KX Riders
Maintenance & Technical => KX500 Original => Topic started by: blueoval on January 06, 2010, 04:36:17 PM
-
How in the heck do I get this apart? Any suggestions would be welcomed. thx
-
PB Blaster etc. around the ends. Grab (with pliers wrapped in a cloth) the tip and pull while holding the rest of the housing. You'll have to wiggle it a bit too. This is assuming you already removed the nuts/rivets. Can't tell in that pic'.
-
:-D
http://www.youtube.com/watch?v=RNxKO18I-3I&feature=PlayList&p=05D78019F3186623&playnext=1&playnext_from=PL&index=12
This is a lot faster than I could type!
Not exactly the same, but you'll get the Idea.
Tuck\o/
-
Remove the bolts at the "entrance" end. Then place that end in a vice and pound the s**t out of the silencer body with a mallet.
-
This may help you click the link. http://www.fmfracing.com/TechSupport/Repacking
Takes a minute or so for the video to load but worth the wait.
-
Thanks for the responses. Really appreciate all the help I have gotten on the site. ted
-
Need more help. Maybe I am just slow today. This is a pic of the inlet. That piece came right out. I can see the core inside with all the ugly packing around it. The "outlet" end won't budge one bit. All the rivets and bolts are out. Any suggestions. I looked at the video and it's no help right now. ted
-
inlet
-
B.O.,
The silencer core should be attached to the "Inlet Pipe" and come out with it.
-
It sort of was attached, but it came out the outlet and another "pipe" came out the inlet. Oh well, it's completely apart now. thanks
-
It sort of was attached, but it came out the outlet and another "pipe" came out the inlet. Oh well, it's completely apart now. thanks
You don't need to remove both ends, usually just the inlet. Next repack, spray some PB blaster around the cap to soften up the baked carbon. Use some propane heat around the aluminum body, and the core assembly should be easier to remove.

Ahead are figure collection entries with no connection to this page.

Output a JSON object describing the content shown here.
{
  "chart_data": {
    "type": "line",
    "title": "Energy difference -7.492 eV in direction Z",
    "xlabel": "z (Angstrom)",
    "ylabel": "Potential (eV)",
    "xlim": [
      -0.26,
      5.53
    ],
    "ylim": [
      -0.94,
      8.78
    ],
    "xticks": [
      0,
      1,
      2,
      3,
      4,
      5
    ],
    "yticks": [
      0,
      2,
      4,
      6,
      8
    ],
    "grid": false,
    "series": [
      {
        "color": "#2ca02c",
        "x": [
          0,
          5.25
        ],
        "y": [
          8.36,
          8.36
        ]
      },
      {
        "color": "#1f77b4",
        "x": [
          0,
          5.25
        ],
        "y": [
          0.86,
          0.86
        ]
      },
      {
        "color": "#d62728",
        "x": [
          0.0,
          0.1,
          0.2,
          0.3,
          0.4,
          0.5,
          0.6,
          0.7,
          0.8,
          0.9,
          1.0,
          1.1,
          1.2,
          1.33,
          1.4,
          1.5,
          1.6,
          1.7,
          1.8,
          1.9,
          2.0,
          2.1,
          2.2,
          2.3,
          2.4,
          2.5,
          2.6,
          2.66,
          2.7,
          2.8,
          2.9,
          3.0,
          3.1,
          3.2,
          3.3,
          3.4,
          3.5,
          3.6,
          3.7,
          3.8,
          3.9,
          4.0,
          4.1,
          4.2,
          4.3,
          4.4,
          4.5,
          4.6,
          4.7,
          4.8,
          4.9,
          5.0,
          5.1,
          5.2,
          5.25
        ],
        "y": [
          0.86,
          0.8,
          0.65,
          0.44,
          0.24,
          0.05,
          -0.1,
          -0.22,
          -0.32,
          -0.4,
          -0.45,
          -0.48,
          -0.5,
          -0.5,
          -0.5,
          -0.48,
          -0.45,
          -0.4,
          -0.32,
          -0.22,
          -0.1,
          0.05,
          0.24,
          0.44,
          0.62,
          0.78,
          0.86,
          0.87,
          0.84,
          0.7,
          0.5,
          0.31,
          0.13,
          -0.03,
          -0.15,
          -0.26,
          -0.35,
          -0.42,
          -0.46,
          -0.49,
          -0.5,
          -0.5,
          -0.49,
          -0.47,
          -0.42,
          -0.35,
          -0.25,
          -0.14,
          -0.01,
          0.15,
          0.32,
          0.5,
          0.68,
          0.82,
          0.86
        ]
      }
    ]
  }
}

tip #1) wrap the glass packing as tight as possible, then wrap masking tape around the wrapped packing and jam the core into the body.
-
Remove the bolts at the "entrance" end. Then place that end in a vice and pound the s**t out of the silencer body with a mallet.
MAN... you are NOT KIDDING! I just got finished taking mine off. I DO NOT RECOMMEND doing it like I did. I used a Rubber Mallot and had to smack a screwdriver all around the edge of the canister where it meets the insert. Doing this definitely uglied-up the aluminum something fierce. But in my case it seemed like the only thing that would work and removing that dang inlet. There's really no good way to grab that thing.
Can anyone tell me a trick for when I put this sucker back together that will make it more easy to pull back out of the canister body the next dang time I have to re-pack?
I assume I'm supposed to put high-temp silicone all around the edge of the inlet where it meets-up with the canister... but I'm wondering if that's really even needed? I was kinda contemplating maybe even putting a thick grease around it's edge to help ensure I can get the dang thing off next time. Would this be all that bad of a thing to do?
-
(http://www.greatnecksaw.com/images/product_images/large/JHSC.jpg)
-
Definately use the high temp RTV. Put some in the threads of the keeper screws too. I used aluminum pop rivets to install the turbine section. If I do it again, I would use regular rivets. The aluminum ones are already loose??